Our Quaker testimonies call us to actively be in right relationship with all peoples. In harmony with our testimonies, Quakers are committed to bearing witness to ensure fairness and equality for First Nations People for so long as they choose this course. As Quakers we are learning how to uphold First Nations’ Peoples and their descendants in Australia, in our joint ongoing journey towards justice.

A testimony to social justice and racial equality has been part of the Quaker witness to the world since the inception of our Religious Society of Friends in Britain in the 17th century. In 1691 William Penn signed a treaty of friendship with the Delaware tribes of First Nations American Peoples, arranging for fair payments for lands taken. John Woolman, in 1756 persuaded Quakers in Philadelphia to pay for land stolen from the First Nations American Peoples by others.

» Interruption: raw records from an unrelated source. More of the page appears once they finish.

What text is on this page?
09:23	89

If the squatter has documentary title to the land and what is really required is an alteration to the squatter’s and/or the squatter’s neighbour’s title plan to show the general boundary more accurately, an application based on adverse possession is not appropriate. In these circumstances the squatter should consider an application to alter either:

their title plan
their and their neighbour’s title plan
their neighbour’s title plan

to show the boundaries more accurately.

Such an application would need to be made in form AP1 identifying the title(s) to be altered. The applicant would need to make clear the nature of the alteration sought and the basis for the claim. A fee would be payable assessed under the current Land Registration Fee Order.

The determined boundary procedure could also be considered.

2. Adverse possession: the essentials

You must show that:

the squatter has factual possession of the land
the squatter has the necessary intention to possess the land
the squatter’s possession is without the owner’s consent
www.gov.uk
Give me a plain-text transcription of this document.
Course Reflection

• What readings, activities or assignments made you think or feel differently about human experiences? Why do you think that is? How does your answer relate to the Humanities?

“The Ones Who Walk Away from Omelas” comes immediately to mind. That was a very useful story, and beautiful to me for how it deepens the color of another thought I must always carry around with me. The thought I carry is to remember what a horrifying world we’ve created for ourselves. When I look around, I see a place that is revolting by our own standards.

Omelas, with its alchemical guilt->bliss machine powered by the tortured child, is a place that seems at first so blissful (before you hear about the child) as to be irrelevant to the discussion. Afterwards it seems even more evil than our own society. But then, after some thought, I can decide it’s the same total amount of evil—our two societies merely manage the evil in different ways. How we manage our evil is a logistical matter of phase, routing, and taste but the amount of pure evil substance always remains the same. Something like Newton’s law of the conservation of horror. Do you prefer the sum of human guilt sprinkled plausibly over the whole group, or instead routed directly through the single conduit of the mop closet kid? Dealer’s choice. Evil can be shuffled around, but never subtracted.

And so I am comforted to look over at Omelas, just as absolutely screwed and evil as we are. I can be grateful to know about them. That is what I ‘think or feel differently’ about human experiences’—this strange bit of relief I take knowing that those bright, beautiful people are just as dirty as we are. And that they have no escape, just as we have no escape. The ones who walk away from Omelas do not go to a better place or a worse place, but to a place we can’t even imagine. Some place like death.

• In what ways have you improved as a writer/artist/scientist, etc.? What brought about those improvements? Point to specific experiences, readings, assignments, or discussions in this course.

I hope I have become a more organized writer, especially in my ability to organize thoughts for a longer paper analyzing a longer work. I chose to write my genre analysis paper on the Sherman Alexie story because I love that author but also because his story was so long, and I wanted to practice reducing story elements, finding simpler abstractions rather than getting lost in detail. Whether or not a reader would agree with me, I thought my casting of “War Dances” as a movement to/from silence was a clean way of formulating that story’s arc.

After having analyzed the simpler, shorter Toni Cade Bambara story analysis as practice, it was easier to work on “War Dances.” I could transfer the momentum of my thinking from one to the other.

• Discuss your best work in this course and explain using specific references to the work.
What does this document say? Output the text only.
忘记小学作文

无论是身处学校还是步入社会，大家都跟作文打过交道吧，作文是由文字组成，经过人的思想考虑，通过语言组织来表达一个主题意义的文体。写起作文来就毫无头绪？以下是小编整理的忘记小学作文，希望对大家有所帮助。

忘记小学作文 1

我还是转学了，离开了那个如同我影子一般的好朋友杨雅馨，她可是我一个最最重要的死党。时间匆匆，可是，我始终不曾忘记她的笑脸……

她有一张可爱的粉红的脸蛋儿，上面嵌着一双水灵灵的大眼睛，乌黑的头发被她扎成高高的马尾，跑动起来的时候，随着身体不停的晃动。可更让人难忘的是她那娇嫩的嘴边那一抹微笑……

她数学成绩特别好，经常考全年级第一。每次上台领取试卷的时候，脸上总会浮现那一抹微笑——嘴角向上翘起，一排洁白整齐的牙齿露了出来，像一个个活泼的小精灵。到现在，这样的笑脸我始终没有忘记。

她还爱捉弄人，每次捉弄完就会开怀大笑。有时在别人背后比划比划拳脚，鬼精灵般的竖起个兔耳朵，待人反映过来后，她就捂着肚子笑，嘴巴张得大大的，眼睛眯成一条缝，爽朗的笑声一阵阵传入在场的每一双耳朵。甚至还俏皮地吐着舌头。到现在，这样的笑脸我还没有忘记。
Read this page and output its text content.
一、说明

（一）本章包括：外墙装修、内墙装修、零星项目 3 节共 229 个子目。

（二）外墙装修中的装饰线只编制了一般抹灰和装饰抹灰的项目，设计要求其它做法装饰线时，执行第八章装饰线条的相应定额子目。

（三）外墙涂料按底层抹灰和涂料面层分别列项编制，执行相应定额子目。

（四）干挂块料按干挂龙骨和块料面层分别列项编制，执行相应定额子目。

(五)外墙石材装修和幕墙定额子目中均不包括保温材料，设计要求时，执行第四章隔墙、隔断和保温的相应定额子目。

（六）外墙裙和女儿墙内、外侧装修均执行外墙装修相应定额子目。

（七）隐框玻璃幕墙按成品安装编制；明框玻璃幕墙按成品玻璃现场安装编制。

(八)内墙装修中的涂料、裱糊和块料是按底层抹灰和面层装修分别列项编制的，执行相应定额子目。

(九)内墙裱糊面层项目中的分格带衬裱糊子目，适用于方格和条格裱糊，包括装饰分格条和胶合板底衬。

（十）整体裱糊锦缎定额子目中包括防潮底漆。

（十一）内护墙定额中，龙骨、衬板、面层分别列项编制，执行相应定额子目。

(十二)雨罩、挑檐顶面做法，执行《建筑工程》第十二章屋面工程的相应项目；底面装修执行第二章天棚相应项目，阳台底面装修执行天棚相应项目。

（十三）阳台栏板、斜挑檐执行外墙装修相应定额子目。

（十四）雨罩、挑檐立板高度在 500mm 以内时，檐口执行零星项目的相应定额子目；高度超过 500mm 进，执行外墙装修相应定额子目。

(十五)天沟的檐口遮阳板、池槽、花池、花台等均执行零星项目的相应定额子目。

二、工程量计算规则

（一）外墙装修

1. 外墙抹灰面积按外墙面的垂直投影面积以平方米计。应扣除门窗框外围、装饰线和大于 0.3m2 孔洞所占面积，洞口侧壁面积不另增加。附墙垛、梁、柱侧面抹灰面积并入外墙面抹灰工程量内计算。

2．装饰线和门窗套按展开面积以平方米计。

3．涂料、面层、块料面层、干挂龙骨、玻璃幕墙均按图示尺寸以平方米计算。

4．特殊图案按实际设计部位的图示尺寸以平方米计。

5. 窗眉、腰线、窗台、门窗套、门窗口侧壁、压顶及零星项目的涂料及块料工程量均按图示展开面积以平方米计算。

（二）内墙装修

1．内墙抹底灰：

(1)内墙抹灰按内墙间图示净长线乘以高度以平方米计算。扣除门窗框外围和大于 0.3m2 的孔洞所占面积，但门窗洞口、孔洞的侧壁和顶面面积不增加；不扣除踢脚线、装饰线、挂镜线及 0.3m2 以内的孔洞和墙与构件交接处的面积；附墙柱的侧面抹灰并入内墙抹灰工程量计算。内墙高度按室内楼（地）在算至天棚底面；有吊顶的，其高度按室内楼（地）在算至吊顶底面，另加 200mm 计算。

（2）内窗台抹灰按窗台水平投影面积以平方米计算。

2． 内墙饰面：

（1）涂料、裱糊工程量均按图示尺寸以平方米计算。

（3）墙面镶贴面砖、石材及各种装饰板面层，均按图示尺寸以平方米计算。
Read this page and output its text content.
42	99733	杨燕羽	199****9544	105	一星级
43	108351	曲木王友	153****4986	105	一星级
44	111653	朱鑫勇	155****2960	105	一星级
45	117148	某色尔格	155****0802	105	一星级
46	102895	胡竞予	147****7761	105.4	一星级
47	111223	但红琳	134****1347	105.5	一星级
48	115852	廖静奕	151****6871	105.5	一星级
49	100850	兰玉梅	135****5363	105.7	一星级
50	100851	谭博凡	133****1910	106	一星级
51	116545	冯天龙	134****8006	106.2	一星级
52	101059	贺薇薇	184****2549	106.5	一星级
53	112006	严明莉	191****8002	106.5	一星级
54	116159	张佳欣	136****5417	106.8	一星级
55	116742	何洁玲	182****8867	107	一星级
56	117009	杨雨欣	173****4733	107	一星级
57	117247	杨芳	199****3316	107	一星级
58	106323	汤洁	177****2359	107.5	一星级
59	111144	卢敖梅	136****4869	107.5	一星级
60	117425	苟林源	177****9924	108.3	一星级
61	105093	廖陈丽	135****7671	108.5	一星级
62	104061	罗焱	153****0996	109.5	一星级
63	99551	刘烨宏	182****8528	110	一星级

In the 19th century, two British Friends, James Backhouse and George Washington Walker travelled through the Australian colonies and were forthright in their statements to influential figures in Australia and Britain concerning the cruelty and injustice meted to the Australian Aboriginal People, especially urging payment for land taken from them. (From paragraph 5.22 of this we can say; Australian Quaker life, faith and thought, 2003.)

Today, we long for and are working towards a reconciled Australia, believing that the coming into right relationship between First Peoples, the original custodians of the land, and other Australians is fundamental to an inclusive non-violent, Australian society.